Showdown Over Orthodox ‘Control’ in 5 Towns School Board Vote
Voters in the Long Island village of Lawrence go to the polls on Tuesday, March 12, in highly-charged school board election that pits a slate of three Orthodox Jewish incumbents against a slate of challengers including a non-Orthodox Jew and two non-Jews.
The seven-member board currently includes six Orthodox Jews.
The village of Lawrence had a population of 6,522 people in 2,113 households in the 2000 Census. The Lawrence school district, which includes the village of Lawrence and parts of neighboring Atlantic Beach, Cedarhurst and Long Beach, has 3,190 students in its public schools. Another 4,000 children in the district attend private schools, mostly Orthodox day schools and yeshivas.
A federal lawsuit filed against the school district by a group of parents in August 2009 (read about it here), alleged that the board had violated the First Amendment rights of parents and children, having “unlawfully made laws and public policies regarding the establishment of religion.” The plaintiff’s attorney, Rob Agostisi, told Newsday last year that the six Orthodox members of the board all send their children to Jewish day schools.
The key complaint in the lawsuit is that the district has closed down two schools since the Orthodox bloc took control in 2006. The most recent announced closing, a year ago, was of a school described as the district’s newest and best equipped and the only one surrounded by grass. Several news reports cite rumors, unconfirmed, that the board plans to sell the facility to a yeshiva. The suit was dismissed but is being appealed.
The challengers’ slate includes a Jewish school psychologist, Jay Silverstein, who filed his own federal suit against the district in March 2010 (read about it here), claiming he was removed from his job as the district’s director of guidance last November, despite strong performance ratings, because he was viewed as “anti-Orthodox” by members of the district board.
The Jewish Star, a monthly newspaper that covers the local Orthodox community, reported in April that Silverstein’s boss, district superintendent John Fitzsimons, had “called the accusation baseless and said the district offered Silverstein a position of greater responsibility for the same salary.” Fitzsimons himself, however, sounded very different in an interview with Newsday, the nationally regarded Long Island daily. “I thought in light of the political climate here, it would be a lifesaver for the guy,” Newsday quoted him as saying.
Lawrence is one of five small villages in the southeastern corner of Nassau County, at the edge of Kennedy Airport, known as the Five Towns. The others are Cedarhurst, Hewlett, Woodmere and Inwood. The area was known for decades after World War II as an affluent, heavily Jewish suburb.
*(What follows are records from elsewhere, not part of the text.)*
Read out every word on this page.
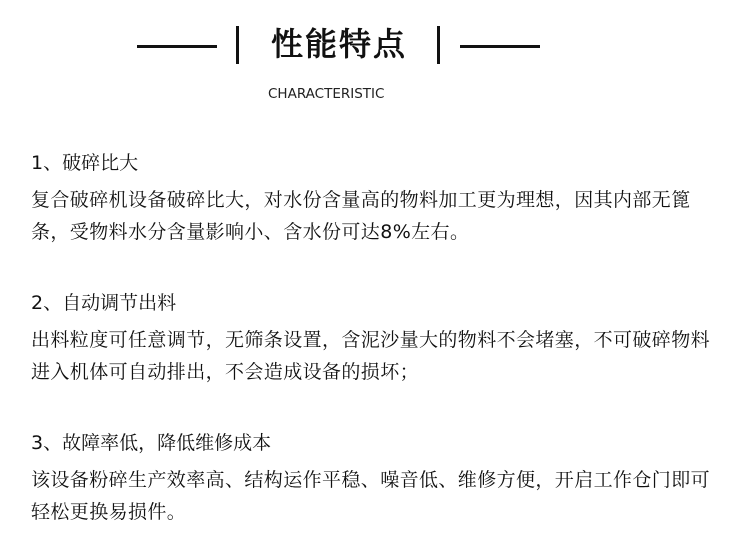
性能特点
CHARACTERISTIC
1、破碎比大

复合破碎机设备破碎比大，对水份含量高的物料加工更为理想，因其内部无篦条，受物料水分含量影响小、含水份可达8%左右。

2、自动调节出料

出料粒度可任意调节，无筛条设置，含泥沙量大的物料不会堵塞，不可破碎物料进入机体可自动排出，不会造成设备的损坏；

3、故障率低，降低维修成本

该设备粉碎生产效率高、结构运作平稳、噪音低、维修方便，开启工作仓门即可轻松更换易损件。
Central Avenue in Cedarhurst was known as one of the world’s most fashionable shopping districts, part of an elite group that also included Madison Avenue and Rodeo Drive in Beverly Hills.
Since the mid-1980s the area has attracted a large influx of affluent young Orthodox Jewish couples fleeing the overcrowding in older Orthodox sections of Brooklyn. The migration has been accompanied by a steady stream of lawsuits and noisy public feuds over land use, traffic patterns, construction of Sabbath barriers or eruvim, and more. Many stores on Central Avenue were pressured to close on Saturday and most of the high-end shopping has long since left. Public meetings over the years have deteriorated into shouting matches featuring complaints of Orthodox takeover and counter-accusations of antisemitism and even Nazism.
The school board battles in Lawrence are the latest iteration of the feuding. Non-Orthodox residents claim that Orthodox Jews sought membership on the board, even though their children do not attend the public schools, in order to cut costs and lower their taxes.
Supporters of the Orthodox bloc reply that the board has cut costs by improving efficiency while maintaining quality. They also note that Orthodox private schools depend on the district for significant services including buses, books, special education and more. On the other hand, judging by replies on Orthodox websites, a significant segment of Orthodox opinion regards the Orthodox community’s dominance of the school board as a provocative move that needlessly exacerbates tensions with neighbors.
Perusing the reply sections of various Orthodox websites (here, here and here), gives a pretty good feel for the mood on both sides. The Jewish Star reports that this year’s school board election has been more civil than past contests.